Minnesota showed a lot by eking out a 62-59 win at Ohio State last week when the Buckeyes were desperate for a win. Illinois flexed some impressive muscle by winning at Michigan 64-62 against the reeling Wolverines, who really could have used a win—and played that way. Down the stretch, Michigan missed its No. 2 scorer, Isaiah Livers, who aggravated a groin injury that had sidelined him since Christmas in the second half. Compounding its personnel woes, Michigan goes to Nebraska without point guard Zavier Simpson, who was suspended for a game by Juwan Howard for a team-rules violation. Simpson leads the nation in assists.

In a race like this, home losses are crushers.

While Michigan and Ohio State have dug deep holes that will make it difficult for them to win the league, they are well-equipped to trip up other teams. And they need to be desperate for wins that could salvage their seasons with NCAA bids.

And that’s a pair of teams that were in the top five in the nation in December.

SOME BIG TEN NOTABLES.. .

@ Kofi Cockburn, Illinois’ 7-foot, 290-pound Jamaican-born center, is sensational. He’s looking very one-and-done.
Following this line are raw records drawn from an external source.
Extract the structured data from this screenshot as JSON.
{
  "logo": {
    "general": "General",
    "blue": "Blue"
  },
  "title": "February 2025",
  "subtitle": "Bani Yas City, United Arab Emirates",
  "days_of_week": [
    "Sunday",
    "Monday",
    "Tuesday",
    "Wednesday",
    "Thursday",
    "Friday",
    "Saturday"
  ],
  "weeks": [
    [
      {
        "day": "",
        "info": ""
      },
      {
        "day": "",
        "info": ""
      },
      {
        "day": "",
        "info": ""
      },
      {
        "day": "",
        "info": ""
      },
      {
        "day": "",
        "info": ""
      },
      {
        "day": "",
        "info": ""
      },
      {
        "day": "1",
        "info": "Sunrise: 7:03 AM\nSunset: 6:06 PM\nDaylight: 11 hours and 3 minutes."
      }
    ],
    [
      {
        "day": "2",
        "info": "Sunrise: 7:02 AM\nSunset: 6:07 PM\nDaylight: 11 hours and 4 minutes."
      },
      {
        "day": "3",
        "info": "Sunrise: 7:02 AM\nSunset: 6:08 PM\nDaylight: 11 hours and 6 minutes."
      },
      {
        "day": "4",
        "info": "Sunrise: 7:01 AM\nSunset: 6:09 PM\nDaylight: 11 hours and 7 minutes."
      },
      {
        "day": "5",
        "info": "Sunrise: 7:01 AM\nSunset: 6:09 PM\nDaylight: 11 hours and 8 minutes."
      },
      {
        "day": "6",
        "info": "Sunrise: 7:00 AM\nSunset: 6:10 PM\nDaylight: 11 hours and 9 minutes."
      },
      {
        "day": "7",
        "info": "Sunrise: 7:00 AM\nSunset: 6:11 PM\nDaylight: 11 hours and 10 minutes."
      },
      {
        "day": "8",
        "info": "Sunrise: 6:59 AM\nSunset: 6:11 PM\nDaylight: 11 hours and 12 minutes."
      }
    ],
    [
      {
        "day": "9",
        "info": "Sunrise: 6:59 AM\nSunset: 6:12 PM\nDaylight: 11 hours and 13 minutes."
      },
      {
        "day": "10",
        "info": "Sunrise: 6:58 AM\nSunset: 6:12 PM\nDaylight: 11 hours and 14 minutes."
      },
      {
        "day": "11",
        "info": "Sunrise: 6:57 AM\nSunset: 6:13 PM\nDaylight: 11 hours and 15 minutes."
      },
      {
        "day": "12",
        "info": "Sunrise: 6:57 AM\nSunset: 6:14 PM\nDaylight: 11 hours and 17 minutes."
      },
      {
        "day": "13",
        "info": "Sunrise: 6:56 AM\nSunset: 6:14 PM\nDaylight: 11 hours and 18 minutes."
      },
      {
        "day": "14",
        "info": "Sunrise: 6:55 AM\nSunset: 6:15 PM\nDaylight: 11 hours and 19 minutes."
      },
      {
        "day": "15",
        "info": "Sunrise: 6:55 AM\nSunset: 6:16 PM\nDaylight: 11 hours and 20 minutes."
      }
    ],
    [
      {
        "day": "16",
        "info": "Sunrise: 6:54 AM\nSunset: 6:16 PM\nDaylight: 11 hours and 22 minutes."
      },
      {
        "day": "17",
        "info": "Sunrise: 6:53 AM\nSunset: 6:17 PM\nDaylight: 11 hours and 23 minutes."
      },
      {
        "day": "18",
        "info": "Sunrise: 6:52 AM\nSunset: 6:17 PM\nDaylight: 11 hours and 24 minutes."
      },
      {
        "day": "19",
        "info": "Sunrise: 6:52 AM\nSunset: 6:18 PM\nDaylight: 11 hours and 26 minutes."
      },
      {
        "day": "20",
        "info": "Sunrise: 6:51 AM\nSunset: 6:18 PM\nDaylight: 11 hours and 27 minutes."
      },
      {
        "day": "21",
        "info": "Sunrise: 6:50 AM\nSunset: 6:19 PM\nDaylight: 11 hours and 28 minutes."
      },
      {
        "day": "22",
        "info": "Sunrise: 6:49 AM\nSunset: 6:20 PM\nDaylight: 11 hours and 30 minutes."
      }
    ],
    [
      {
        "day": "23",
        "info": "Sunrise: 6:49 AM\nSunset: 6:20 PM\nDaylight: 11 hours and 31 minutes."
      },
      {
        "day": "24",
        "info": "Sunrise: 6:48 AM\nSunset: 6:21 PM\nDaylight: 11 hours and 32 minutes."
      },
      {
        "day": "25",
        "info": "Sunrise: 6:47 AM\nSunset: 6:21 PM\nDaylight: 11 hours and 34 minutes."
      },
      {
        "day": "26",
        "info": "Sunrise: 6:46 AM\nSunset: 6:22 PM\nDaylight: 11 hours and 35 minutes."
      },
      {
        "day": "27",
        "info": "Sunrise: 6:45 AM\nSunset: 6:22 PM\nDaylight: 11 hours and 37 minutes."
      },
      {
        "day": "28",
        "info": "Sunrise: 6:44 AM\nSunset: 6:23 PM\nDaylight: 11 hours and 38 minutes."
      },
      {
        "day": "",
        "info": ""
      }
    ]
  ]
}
What Al McGuire used to call ``an aircraft carrier,’’ Cockburn is a seven-time Big Ten freshman of the week—and a serious All-America candidate.

Maybe they should just start calling it the Kofi Cockburn Freshman of the Week Award.

Between Cockburn (pronounced co-burn) and 6-4 sophomore point guard Ayu Dosunmo, another likely NBA departure, Illinois has an outstanding inside-outside punch. With their deep and balanced roster, the Illini could enjoy their best season in a long time. Consistency, though, is an issue for Illinois, which already has let games get away against Miami, Missouri and Maryland.

@ Led by 6-11 junior Luka Garza, Iowa is very watchable, with an intriguing upside. Garza, who leads the league with 22.9 points a game, including 28 ppg in league play, is a warrior at both ends. After games, he looks like a sparring partner who forgot to wear the headgear.

The Hawkeyes have defensive work to do. But with Garza backed up by shooters like sophomore Joe Wieskamp and Fredrick, the Hawkeyes can score.

And watching Mount (Fran) McCaffery erupt after a call he doesn’t like is. . . the greatest show on cornfield earth.

@ Gotta love what’s going on at Rutgers. Steve Pickiell, who had a nice run at Stony Brook, has brought a good blue-collar work ethic. And found some talented players who are doing what it takes.

From Jim Delany on down, people talked about how being in the Big Ten would help a program like Rutgers get its act together. We’re seeing that with this basketball team.